Segundo o dirigente, apenas um dos familiares na lista — sua sobrinha — foi a São Januário para votar na eleição presidencial.

— Na minha família, todo mundo é sócio. Eu tenho 30 anos de clube. Desde que estou no Vasco, o pessoal também tem que ser Vasco — afirmou o dirigente, que se irritou após a reportagem insistir no pedido para entrar em contato com a sobrinha.

— Vai dizer que por ser minha sobrinha ela não pode ser sócia? — questionou.

Outro nome conhecido no futebol que apareceu de forma indireta na lista é o do treinador Marcelo Cabo, que dirigiu o Atlético-GO este ano. Seu filho, Gabriel Cabo — que foi jogador profissional, mas se aposentou no ano passado, aos 22 anos — virou sócio do Vasco em dezembro de 2015, segundo a lista.

Desconhecidos, mas com mesmo telefone

Wescley Pereira da Silva ficou surpreso ao atender uma ligação da reportagem, que procurava um morador de São João de Meriti associado ao Vasco no fim de 2015.

— Nem conheço esse aí. Mas, já que você mencionou, sou sócio do Vasco — disse.

A surpresa cresceu quando foi informado que outros seis nomes associados ao clube em dezembro daquele ano — assim como o próprio Wescley, que ingressou perto do Natal — tinham o mesmo telefone cadastrado pelo Vasco. Quatro dessas pessoas moram no município da Baixada Fluminense, em rua próxima ao do endereço no cadastro de Wescley.

— Não conheço essa gente. Votei em Julio Brant e não sei por que me colocaram numa urna separada. Pago a mensalidade em dia, até adiantado — declarou o sócio vascaíno.

Outro eleitor de Brant, Achilles Nery disse que não se deu conta de sua presença na lista de sócios sub judice.

— Entrei com dois amigos. Eles foram direcionados para a esquerda, e eu fui para a urna do outro lado. Na hora, não achei nada demais — argumentou.

Maioria pró-Eurico Miranda

Uma vez clara a importância da urna, vale entender o que faz dela tão relevante. No começo do mês, Fernando Horta, candidato que saiu do pleito em favor de Brant na votação, entrou com uma ação e conseguiu que 691 sócios fossem colocados sob suspeita de irregularidade. A decisão da Justiça obrigou que todos eles votassem em uma urna separada, a urna 7. Na terça-feira, 474 compareceram, e a vitória na urna sub judice foi esmagadora de Eurico Miranda.

E por que esses sócios estariam em situação irregular? São 691 pessoas que entraram no quadro social em novembro e dezembro de 2015, uma quantidade bem acima da média de adesões mensais que o clube acumula. A oposição garante que não há comprovação de pagamento desses novos sócios. Eles teriam sido colocados no quadro do Vasco para votar em Eurico e garanti-lo no poder.

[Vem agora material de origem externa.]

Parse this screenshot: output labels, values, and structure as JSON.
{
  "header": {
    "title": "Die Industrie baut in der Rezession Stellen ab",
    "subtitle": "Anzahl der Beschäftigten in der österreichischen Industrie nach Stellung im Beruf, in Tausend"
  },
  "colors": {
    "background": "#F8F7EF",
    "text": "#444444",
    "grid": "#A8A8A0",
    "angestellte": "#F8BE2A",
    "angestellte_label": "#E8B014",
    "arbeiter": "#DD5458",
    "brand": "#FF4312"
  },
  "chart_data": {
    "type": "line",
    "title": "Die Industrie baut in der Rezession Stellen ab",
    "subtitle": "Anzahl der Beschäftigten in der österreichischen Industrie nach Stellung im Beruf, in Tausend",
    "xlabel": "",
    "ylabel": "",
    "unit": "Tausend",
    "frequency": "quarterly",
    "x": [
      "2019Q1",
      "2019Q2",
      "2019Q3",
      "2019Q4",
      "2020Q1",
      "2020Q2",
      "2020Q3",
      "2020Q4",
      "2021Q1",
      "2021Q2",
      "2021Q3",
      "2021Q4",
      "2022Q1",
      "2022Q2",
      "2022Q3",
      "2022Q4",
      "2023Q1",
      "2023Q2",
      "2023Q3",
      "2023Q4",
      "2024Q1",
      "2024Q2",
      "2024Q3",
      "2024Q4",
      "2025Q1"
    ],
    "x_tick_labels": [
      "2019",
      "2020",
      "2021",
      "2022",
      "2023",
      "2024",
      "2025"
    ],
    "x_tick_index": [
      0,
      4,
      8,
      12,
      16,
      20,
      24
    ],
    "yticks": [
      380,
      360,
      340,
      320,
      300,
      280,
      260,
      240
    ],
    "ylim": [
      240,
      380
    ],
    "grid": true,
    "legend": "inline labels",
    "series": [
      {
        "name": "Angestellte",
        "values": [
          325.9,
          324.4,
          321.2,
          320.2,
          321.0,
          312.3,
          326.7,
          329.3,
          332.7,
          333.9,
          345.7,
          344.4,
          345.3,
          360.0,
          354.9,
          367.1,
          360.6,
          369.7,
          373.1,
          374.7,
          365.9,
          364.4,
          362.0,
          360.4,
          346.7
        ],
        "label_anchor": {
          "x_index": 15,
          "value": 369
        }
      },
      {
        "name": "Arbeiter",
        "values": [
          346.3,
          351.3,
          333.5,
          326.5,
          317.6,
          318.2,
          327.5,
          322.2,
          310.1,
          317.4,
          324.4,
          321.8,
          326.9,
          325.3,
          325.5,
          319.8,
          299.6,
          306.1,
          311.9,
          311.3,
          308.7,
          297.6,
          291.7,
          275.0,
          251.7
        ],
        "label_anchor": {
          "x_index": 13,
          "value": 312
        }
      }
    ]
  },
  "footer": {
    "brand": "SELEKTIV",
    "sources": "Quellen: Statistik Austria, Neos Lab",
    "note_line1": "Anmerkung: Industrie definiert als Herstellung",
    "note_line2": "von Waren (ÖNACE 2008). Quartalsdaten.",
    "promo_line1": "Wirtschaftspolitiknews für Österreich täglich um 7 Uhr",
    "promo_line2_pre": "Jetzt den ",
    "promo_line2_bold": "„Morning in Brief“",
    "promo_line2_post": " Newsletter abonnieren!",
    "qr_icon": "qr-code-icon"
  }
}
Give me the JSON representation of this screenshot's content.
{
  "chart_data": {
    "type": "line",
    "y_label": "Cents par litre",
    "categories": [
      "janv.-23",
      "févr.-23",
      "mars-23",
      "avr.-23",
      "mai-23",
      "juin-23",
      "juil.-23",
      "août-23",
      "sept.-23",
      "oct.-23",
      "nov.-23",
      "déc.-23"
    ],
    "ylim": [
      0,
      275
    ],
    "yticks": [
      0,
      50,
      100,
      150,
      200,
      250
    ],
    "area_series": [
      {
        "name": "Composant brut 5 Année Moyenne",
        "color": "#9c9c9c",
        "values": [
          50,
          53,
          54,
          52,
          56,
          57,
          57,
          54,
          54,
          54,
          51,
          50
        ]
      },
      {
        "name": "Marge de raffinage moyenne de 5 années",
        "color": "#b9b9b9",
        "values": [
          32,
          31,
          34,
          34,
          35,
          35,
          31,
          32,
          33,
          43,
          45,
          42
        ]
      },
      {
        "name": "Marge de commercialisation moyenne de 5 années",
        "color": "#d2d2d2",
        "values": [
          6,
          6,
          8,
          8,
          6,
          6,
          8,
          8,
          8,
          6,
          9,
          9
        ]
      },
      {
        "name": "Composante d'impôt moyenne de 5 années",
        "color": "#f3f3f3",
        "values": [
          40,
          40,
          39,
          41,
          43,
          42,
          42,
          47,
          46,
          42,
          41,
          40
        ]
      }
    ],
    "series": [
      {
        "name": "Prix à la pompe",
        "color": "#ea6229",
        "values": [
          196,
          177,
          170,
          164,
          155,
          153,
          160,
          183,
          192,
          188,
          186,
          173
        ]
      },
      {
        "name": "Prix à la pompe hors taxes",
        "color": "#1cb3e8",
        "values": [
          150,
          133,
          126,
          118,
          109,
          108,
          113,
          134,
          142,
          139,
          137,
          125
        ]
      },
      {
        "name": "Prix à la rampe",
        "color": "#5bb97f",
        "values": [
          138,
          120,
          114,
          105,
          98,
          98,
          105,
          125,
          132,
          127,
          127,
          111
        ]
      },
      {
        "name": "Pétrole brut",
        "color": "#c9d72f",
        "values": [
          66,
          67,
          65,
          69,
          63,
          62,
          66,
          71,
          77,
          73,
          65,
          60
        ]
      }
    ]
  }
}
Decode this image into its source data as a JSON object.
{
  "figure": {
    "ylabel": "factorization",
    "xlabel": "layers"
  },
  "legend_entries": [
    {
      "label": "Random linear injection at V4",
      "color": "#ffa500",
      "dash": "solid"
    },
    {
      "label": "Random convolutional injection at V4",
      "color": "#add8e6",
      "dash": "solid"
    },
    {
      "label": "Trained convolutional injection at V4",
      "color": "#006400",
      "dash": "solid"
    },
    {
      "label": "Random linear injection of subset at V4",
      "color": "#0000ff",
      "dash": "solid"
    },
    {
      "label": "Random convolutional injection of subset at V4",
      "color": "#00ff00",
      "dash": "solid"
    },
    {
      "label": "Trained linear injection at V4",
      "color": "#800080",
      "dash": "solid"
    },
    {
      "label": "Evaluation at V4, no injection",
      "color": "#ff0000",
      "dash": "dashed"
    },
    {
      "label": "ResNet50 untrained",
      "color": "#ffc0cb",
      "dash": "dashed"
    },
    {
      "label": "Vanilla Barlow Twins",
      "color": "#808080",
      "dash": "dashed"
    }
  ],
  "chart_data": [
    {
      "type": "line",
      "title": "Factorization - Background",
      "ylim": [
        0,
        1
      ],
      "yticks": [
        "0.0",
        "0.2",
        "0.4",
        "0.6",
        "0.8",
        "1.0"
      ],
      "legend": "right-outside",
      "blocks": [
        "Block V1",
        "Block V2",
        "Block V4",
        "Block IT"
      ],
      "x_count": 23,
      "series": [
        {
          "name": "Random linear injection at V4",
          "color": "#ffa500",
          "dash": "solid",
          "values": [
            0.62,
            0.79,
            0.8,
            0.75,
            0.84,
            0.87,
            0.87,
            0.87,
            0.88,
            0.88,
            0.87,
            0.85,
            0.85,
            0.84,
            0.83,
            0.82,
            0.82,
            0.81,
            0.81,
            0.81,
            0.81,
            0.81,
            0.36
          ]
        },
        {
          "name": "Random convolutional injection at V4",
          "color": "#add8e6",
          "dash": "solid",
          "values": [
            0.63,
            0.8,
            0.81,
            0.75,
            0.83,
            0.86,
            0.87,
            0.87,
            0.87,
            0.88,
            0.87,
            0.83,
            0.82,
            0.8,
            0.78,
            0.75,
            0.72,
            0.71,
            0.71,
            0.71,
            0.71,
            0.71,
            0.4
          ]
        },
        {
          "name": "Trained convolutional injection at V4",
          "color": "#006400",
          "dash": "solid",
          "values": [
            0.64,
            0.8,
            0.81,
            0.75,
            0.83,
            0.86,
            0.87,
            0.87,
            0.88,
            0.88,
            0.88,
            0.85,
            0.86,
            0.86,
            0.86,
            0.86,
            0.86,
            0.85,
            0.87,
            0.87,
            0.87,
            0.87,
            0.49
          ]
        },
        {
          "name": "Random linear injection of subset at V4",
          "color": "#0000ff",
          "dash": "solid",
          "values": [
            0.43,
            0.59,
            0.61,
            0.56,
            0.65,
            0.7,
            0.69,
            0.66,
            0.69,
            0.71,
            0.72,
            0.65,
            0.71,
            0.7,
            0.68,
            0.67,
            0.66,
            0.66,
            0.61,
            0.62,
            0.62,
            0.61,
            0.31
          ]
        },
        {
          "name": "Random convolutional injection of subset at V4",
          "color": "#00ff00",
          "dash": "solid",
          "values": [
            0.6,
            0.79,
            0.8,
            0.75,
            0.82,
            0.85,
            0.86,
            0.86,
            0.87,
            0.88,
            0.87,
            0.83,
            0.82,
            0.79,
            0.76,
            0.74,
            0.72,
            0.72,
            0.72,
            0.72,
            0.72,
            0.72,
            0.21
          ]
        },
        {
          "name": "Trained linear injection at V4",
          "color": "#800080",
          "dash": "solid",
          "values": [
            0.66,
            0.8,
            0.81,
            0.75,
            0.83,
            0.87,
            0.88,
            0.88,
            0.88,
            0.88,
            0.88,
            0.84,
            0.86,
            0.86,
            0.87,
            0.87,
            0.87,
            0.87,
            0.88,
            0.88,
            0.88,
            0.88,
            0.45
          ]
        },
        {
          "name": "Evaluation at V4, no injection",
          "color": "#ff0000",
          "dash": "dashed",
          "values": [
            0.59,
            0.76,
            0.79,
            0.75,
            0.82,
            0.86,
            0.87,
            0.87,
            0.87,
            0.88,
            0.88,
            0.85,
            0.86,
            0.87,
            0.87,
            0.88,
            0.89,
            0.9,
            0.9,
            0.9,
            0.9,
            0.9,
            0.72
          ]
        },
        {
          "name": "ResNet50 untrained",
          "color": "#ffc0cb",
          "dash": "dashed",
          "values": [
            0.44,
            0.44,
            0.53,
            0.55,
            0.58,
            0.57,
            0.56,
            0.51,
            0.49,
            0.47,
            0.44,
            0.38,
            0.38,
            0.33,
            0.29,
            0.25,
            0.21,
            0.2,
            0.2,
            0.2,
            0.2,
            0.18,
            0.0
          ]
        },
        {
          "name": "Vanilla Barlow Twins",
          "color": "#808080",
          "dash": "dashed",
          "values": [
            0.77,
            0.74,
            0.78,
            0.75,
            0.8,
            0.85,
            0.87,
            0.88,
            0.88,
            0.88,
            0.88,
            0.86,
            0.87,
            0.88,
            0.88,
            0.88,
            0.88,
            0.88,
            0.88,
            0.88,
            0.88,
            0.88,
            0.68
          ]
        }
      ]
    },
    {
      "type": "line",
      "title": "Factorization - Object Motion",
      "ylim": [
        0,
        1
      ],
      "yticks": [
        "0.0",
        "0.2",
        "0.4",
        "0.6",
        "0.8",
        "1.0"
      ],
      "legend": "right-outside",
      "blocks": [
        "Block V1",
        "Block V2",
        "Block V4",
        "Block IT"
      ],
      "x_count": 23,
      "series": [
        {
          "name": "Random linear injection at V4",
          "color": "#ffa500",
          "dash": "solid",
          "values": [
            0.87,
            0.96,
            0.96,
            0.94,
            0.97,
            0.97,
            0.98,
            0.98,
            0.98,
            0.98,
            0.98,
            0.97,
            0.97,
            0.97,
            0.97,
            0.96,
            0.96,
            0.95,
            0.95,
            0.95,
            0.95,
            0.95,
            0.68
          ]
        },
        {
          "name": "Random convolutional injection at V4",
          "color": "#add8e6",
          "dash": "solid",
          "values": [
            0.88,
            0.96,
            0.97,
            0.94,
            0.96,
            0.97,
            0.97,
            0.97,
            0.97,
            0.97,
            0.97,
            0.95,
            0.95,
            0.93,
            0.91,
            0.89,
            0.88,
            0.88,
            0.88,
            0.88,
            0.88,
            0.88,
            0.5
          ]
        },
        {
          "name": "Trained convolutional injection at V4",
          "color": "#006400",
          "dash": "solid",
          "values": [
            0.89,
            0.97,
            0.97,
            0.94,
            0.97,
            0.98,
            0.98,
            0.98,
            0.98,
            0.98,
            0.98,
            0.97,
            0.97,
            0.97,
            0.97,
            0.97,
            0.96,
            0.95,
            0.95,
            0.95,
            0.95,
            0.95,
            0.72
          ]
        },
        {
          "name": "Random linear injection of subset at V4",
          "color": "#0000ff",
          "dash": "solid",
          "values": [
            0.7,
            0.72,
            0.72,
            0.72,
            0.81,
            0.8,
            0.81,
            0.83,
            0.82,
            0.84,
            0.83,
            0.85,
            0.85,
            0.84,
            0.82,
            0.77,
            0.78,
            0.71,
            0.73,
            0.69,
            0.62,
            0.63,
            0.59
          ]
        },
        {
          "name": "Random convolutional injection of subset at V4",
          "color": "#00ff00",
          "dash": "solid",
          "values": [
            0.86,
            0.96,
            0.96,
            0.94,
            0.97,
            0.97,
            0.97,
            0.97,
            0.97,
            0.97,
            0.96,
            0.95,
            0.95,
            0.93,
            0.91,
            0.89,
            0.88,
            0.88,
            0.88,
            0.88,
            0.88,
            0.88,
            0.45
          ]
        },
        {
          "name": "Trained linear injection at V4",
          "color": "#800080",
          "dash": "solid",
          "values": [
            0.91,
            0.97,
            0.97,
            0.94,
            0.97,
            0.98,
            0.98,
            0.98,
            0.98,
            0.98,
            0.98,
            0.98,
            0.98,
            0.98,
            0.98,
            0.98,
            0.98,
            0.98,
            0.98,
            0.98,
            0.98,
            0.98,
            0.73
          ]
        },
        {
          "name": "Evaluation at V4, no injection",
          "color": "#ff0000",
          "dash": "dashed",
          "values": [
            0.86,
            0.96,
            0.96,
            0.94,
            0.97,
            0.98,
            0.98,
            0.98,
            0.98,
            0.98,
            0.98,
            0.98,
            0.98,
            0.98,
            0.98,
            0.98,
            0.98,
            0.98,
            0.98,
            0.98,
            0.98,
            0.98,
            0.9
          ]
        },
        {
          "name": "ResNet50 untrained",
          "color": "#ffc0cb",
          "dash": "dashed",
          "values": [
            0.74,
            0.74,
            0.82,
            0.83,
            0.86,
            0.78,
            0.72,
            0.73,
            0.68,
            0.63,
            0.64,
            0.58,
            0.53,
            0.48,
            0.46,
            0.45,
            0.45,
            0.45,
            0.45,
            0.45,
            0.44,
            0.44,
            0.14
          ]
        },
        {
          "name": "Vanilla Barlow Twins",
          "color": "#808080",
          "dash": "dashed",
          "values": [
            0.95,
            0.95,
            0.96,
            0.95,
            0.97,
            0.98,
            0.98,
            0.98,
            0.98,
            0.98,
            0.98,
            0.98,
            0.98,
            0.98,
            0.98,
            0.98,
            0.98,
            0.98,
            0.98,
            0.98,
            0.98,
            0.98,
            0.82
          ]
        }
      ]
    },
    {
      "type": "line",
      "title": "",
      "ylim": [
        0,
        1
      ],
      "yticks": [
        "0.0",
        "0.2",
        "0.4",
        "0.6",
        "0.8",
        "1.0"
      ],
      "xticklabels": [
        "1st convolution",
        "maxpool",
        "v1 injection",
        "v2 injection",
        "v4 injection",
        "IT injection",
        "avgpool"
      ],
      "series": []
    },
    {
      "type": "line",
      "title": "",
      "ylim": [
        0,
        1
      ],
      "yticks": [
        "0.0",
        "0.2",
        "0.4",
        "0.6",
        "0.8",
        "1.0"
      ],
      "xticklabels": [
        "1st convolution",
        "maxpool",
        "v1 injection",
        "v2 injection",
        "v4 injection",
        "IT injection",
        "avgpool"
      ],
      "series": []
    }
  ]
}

Os opositores ao atual presidente apostam em dois caminhos para que a Justiça fique convencida de que os votos são irregulares. Um deles é confrontar a entrada desses novos sócios com o fato de que o valor que deveria ter sido gerado não está registrado no balanço de 2015.

— Não tem como eles comprovarem que esses sócios estão regularizados, porque o pagamento não foi demonstrado no balanço do clube. Está claro que houve irregularidade. O Vasco não pode ficar passando por isso — disse Otto de Carvalho Júnior, presidente do Conselho Fiscal e opositor a Eurico.

Outro caminho que levaria à desconsideração da urna é a análise do disco rígido onde há toda a movimentação financeira do clube. O equipamento foi apreendido em agosto, e o Vasco, desde então, adia sua perícia na Justiça. O grupo de Brant, autor da ação que apreendeu o HD, aposta que os dados mostrarão que não houve entrada de dinheiro decorrente dos supostos novos sócios.

— A Justiça vai confirmar o resultado que vimos nas outras urnas. Estou certo de que serei presidente do Vasco — afirmou Brant, depois da eleição.

A tendência é que a questão comece a ser tratada pela Justiça ainda nesta semana. A situação garante estar tranquila de que os votos da urna serão validados e Eurico, reeleito. Procurado, o clube optou por não se manifestar, e agora espera o desenrolar do processo.